‘Vacation’ Review: All I Never Wanted

Say what you will about a broad comedy – and believe me, I’m about to – but at least it’s honest. A broad comedy only exists to make you laugh, so if it makes you laugh it doesn’t matter whether the damned thing has a decent plot, relatable characters and a theme that doesn’t make you question whether or not there’s any good left in the universe. If you laugh, and laugh a lot, the film has done its job.

So when a film like Vacation comes out, and tosses gags into the audience like condoms at a frat party, it’s a little disappointing to discover that only three of them make you laugh. This film has wall-to-wall jokes for 99 minutes, and three laughs total. Franklin Delano Roosevelt served more terms as president than Vacation has laughs. Lake Placid has more sequels than Vacation has laughs. There were more seasons of the 1980s robot sitcom Small Wonder than laughs in the movie Vacation

Granted your mileage may vary, and watching Christina Applegate and Ed Helms smear poop on their faces might be just the comedic salve you are looking for on a hot summer day. I cannot speak to your tastes, sir or madam. I can only say that a curious concoction of cheap shots, overextended punchlines and setups with no discernible conclusion make for a pretty disappointing comedy experience, and that the three genuinely funny gags – involving a trucker, the Grand Canyon and The Four Corners Monument, respectively – all take place near the end of the film, which makes our odyssey to amusement almost as interminable as a cross country road trip with a family like the Griswolds.

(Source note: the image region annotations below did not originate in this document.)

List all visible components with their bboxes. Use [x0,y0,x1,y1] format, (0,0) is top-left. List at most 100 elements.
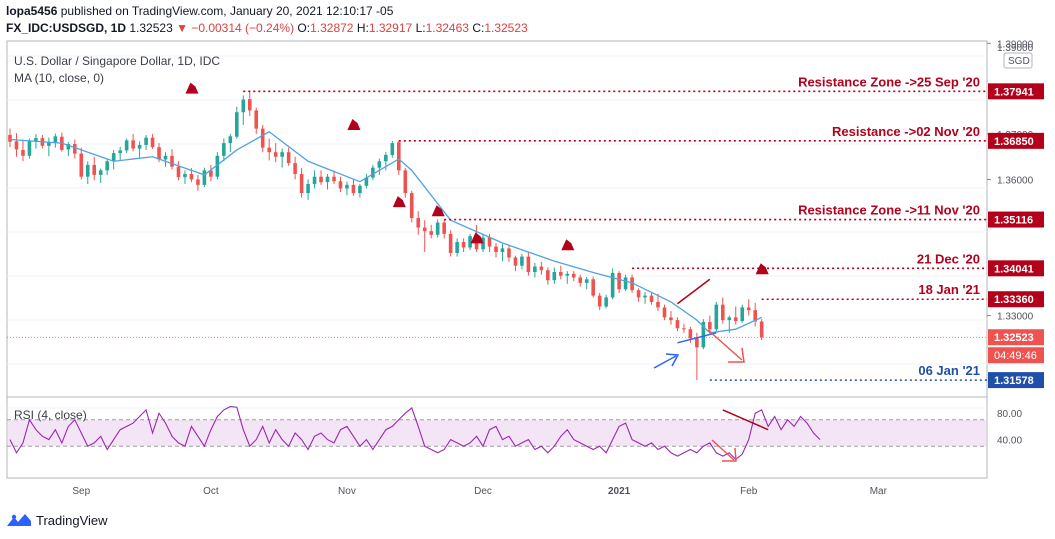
tradingview-logo[interactable]: TradingView [6,512,108,528]
rsi-band [8,419,986,447]
candle-body [448,233,453,253]
candle-body [565,273,570,276]
publish-date: published on TradingView.com, January 20… [60,4,394,18]
rsi-bearish-arrow-head [722,447,737,462]
ma-legend[interactable]: MA (10, close, 0) [14,71,105,85]
candle-body [27,141,32,156]
candle-body [189,173,194,180]
candle-body [643,295,647,298]
candle-body [714,304,719,330]
candle-body [571,273,576,278]
level-price-tag [988,291,1044,308]
close-label: C: [472,21,485,35]
candle-body [584,279,589,283]
candle-body [597,295,602,307]
signal-marker-icon [755,263,769,275]
chart-legend-title[interactable]: U.S. Dollar / Singapore Dollar, 1D, IDC [14,54,221,68]
last-price: 1.32523 [129,21,173,35]
resistance-trendline [676,278,711,305]
signal-marker-icon [347,118,361,130]
price-tick-label: 1.39000 [997,39,1034,50]
close-value: 1.32523 [484,21,528,35]
candle-body [286,152,291,164]
price-change: ▼ −0.00314 (−0.24%) [176,21,295,35]
candle-body [293,163,297,174]
candle-body [124,140,129,151]
candle-body [144,137,148,145]
candle-body [241,99,246,113]
candle-body [131,140,135,149]
open-value: 1.32872 [310,21,354,35]
candle-body [422,227,427,232]
candle-body [14,141,19,150]
signal-marker-icon [561,239,575,251]
open-label: O: [297,21,311,35]
candle-body [85,164,90,177]
candle-body [630,277,634,291]
candle-body [552,272,557,281]
countdown-tag [988,347,1044,364]
candle-body [105,161,109,171]
high-label: H: [356,21,369,35]
candle-body [701,321,706,348]
level-label: Resistance Zone ->11 Nov '20 [798,203,980,218]
symbol-ticker: FX_IDC:USDSGD, 1D [6,21,127,35]
candle-body [222,143,226,156]
candle-body [157,147,161,160]
level-price-tag [988,132,1044,149]
rsi-tick-label: 40.00 [997,436,1022,447]
level-price-text: 1.36850 [994,136,1034,148]
candle-body [591,279,595,296]
publish-info: lopa5456 published on TradingView.com, J… [6,4,393,18]
candle-body [183,173,187,178]
publisher-name[interactable]: lopa5456 [6,4,58,18]
candle-body [733,317,738,322]
level-label: 18 Jan '21 [918,282,980,297]
candle-body [539,266,544,271]
candle-body [526,256,531,273]
candle-body [513,257,518,266]
level-price-tag [988,372,1044,389]
candle-body [442,222,446,234]
candle-body [507,248,511,258]
rsi-tick-label: 80.00 [997,409,1022,420]
candle-body [299,173,304,194]
candle-body [377,161,382,168]
high-value: 1.32917 [368,21,413,35]
level-price-text: 1.33360 [994,294,1034,306]
candle-body [163,155,168,160]
candle-body [260,128,265,148]
time-tick-label: Dec [474,486,492,497]
rsi-legend[interactable]: RSI (4, close) [14,408,87,422]
low-value: 1.32463 [425,21,469,35]
candle-body [332,176,336,182]
candle-body [403,170,408,194]
candle-body [338,181,343,189]
candle-body [468,236,472,248]
candle-body [559,272,563,276]
candle-body [520,256,524,266]
candle-body [610,272,615,298]
candle-body [8,134,12,142]
candle-body [623,277,628,290]
candle-body [500,248,505,253]
candle-body [47,142,51,146]
candle-body [656,301,660,308]
candle-body [98,170,103,175]
candle-body [746,307,751,311]
candle-body [461,242,466,248]
candle-body [416,218,421,228]
level-price-text: 1.35116 [994,215,1033,227]
bearish-arrow-head [728,347,745,363]
level-price-tag [988,211,1044,228]
level-price-tag [988,83,1044,100]
level-label: 06 Jan '21 [918,363,980,378]
candle-body [533,266,537,273]
time-tick-label: Nov [338,486,356,497]
bullish-arrow-head [665,353,680,367]
signal-marker-icon [185,82,199,94]
candle-body [118,150,122,154]
time-tick-label: Sep [72,486,90,497]
candle-body [209,170,213,177]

Ed Helms plays Rusty, the grown up son of Clark and Ellen from the original Vacation movies, who decides to take his family on an impromptu trek to Wally World. He packs his wife (Applegate), and two sons (Skyler Gisondo and Steele Stebbins) into a rented Tartan Prancer – an Albanian station wagon with a suspicious swastika button, which might have been funny had it ever been pressed – and off they drive to one “wacky” situation after another, learning valuable lessons along the way, mostly about the necessity of beating people up who you don’t like very much.

The episodic nature of Vacation means that the scenes that do make you laugh don’t last very long, and the scenes that don’t pile up quickly. Rusty’s attempts to compete in manliness competitions with a father of the year neighbor (Keegan Michael-Key) and a comically endowed brother-in-law (Chris Hemsworth) are simplistic and dull, and they repeat the same joke over and over again in rapid machine gun fire, so that if even you do chuckle once in a while the film swiftly hammers it out of you.

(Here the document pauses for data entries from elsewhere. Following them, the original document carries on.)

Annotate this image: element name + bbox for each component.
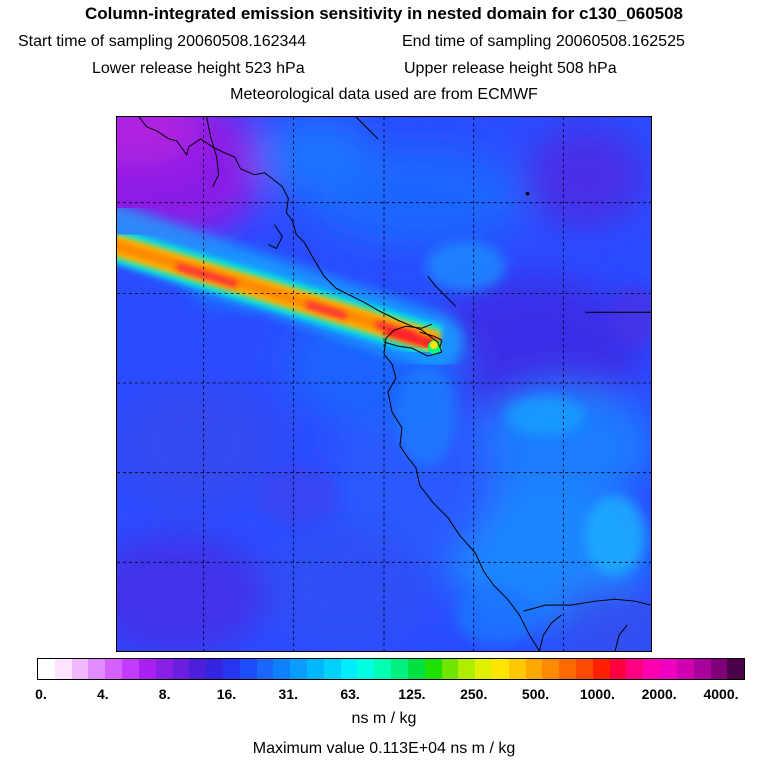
color-swatch bbox=[475, 659, 492, 679]
color-swatch bbox=[105, 659, 123, 679]
color-swatch bbox=[374, 659, 392, 679]
color-scale-tick-label: 4. bbox=[96, 686, 109, 702]
color-scale-tick-label: 500. bbox=[521, 686, 550, 702]
color-swatch bbox=[38, 659, 55, 679]
color-swatch bbox=[626, 659, 644, 679]
max-value-label: Maximum value 0.113E+04 ns m / kg bbox=[252, 740, 516, 757]
start-time-label: Start time of sampling 20060508.162344 bbox=[18, 33, 307, 50]
lower-release-label: Lower release height 523 hPa bbox=[92, 60, 305, 77]
color-swatch bbox=[424, 659, 442, 679]
color-swatch bbox=[172, 659, 190, 679]
color-scale-tick-label: 2000. bbox=[641, 686, 677, 702]
met-data-label: Meteorological data used are from ECMWF bbox=[230, 86, 538, 103]
sensitivity-texture bbox=[186, 241, 651, 646]
color-swatch bbox=[643, 659, 661, 679]
color-swatch bbox=[391, 659, 408, 679]
color-swatch bbox=[676, 659, 694, 679]
color-scale-tick-label: 16. bbox=[216, 686, 237, 702]
color-scale-tick-label: 31. bbox=[278, 686, 298, 702]
island-marker bbox=[525, 191, 530, 196]
color-swatch bbox=[138, 659, 156, 679]
color-scale-tick-label: 8. bbox=[158, 686, 171, 702]
color-swatch bbox=[491, 659, 509, 679]
color-swatch bbox=[54, 659, 72, 679]
color-scale-bar bbox=[37, 658, 745, 680]
color-swatch bbox=[88, 659, 106, 679]
color-scale-tick-label: 4000. bbox=[703, 686, 739, 702]
color-swatch bbox=[525, 659, 543, 679]
color-scale-tick-label: 1000. bbox=[579, 686, 615, 702]
color-swatch bbox=[206, 659, 223, 679]
color-swatch bbox=[239, 659, 257, 679]
color-swatch bbox=[222, 659, 240, 679]
color-swatch bbox=[155, 659, 173, 679]
color-swatch bbox=[508, 659, 526, 679]
end-time-label: End time of sampling 20060508.162525 bbox=[402, 33, 685, 50]
upper-release-label: Upper release height 508 hPa bbox=[404, 60, 617, 77]
color-scale-tick-label: 0. bbox=[35, 686, 47, 702]
color-swatch bbox=[458, 659, 476, 679]
color-swatch bbox=[273, 659, 291, 679]
color-swatch bbox=[290, 659, 307, 679]
color-swatch bbox=[576, 659, 593, 679]
color-swatch bbox=[256, 659, 274, 679]
color-swatch bbox=[71, 659, 89, 679]
color-swatch bbox=[660, 659, 677, 679]
color-swatch bbox=[727, 659, 745, 679]
color-swatch bbox=[122, 659, 139, 679]
color-swatch bbox=[609, 659, 627, 679]
color-scale-tick-label: 250. bbox=[460, 686, 488, 702]
unit-label: ns m / kg bbox=[351, 710, 417, 727]
color-swatch bbox=[592, 659, 610, 679]
color-swatch bbox=[441, 659, 459, 679]
coastline bbox=[138, 117, 651, 651]
color-swatch bbox=[407, 659, 425, 679]
color-swatch bbox=[307, 659, 324, 679]
plot-title: Column-integrated emission sensitivity i… bbox=[84, 4, 684, 23]
color-swatch bbox=[189, 659, 207, 679]
color-swatch bbox=[559, 659, 576, 679]
color-swatch bbox=[340, 659, 358, 679]
color-scale-tick-label: 63. bbox=[340, 686, 360, 702]
color-swatch bbox=[710, 659, 728, 679]
color-scale-tick-label: 125. bbox=[398, 686, 426, 702]
color-swatch bbox=[693, 659, 711, 679]
color-swatch bbox=[357, 659, 375, 679]
color-swatch bbox=[323, 659, 341, 679]
sensitivity-map bbox=[116, 116, 652, 652]
lat-lon-grid bbox=[117, 117, 651, 651]
color-swatch bbox=[542, 659, 560, 679]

But one must take a moment, when all is said and done, to ponder the perpetual plight of the Griswolds. They are a pod of poor bastards, beset on all sides and at all times by the black, tone deaf practical jokes of fate. Learning as we do now that the Griswold family luck extends via blood and mere proximity, we can extrapolate that the very existence of these hapless boobs is one of constant siege and terror. Their victories are minor and usually evaporate quickly. Their plight is so pathetic and constant that they become a great American tragedy: an outwardly idyllic family whose efforts to enjoy an uncomplicated suburban dream are punished at every turn, and who are probably perilously close to madness and self-destruction.

The issue isn’t necessarily whether or not the individual jokes work. Timing isn’t everything. It could be argued that Vacation isn’t even a comedy. It is a catalogue of victimization, a road map of pain, a desperate cry for help. Maybe laughing three times was too much. Maybe this depressing saga warrants more pity than peals. Or maybe this broad comedy just doesn’t work broadly enough, and we should all spend our hard-earned summer vacations doing anything else.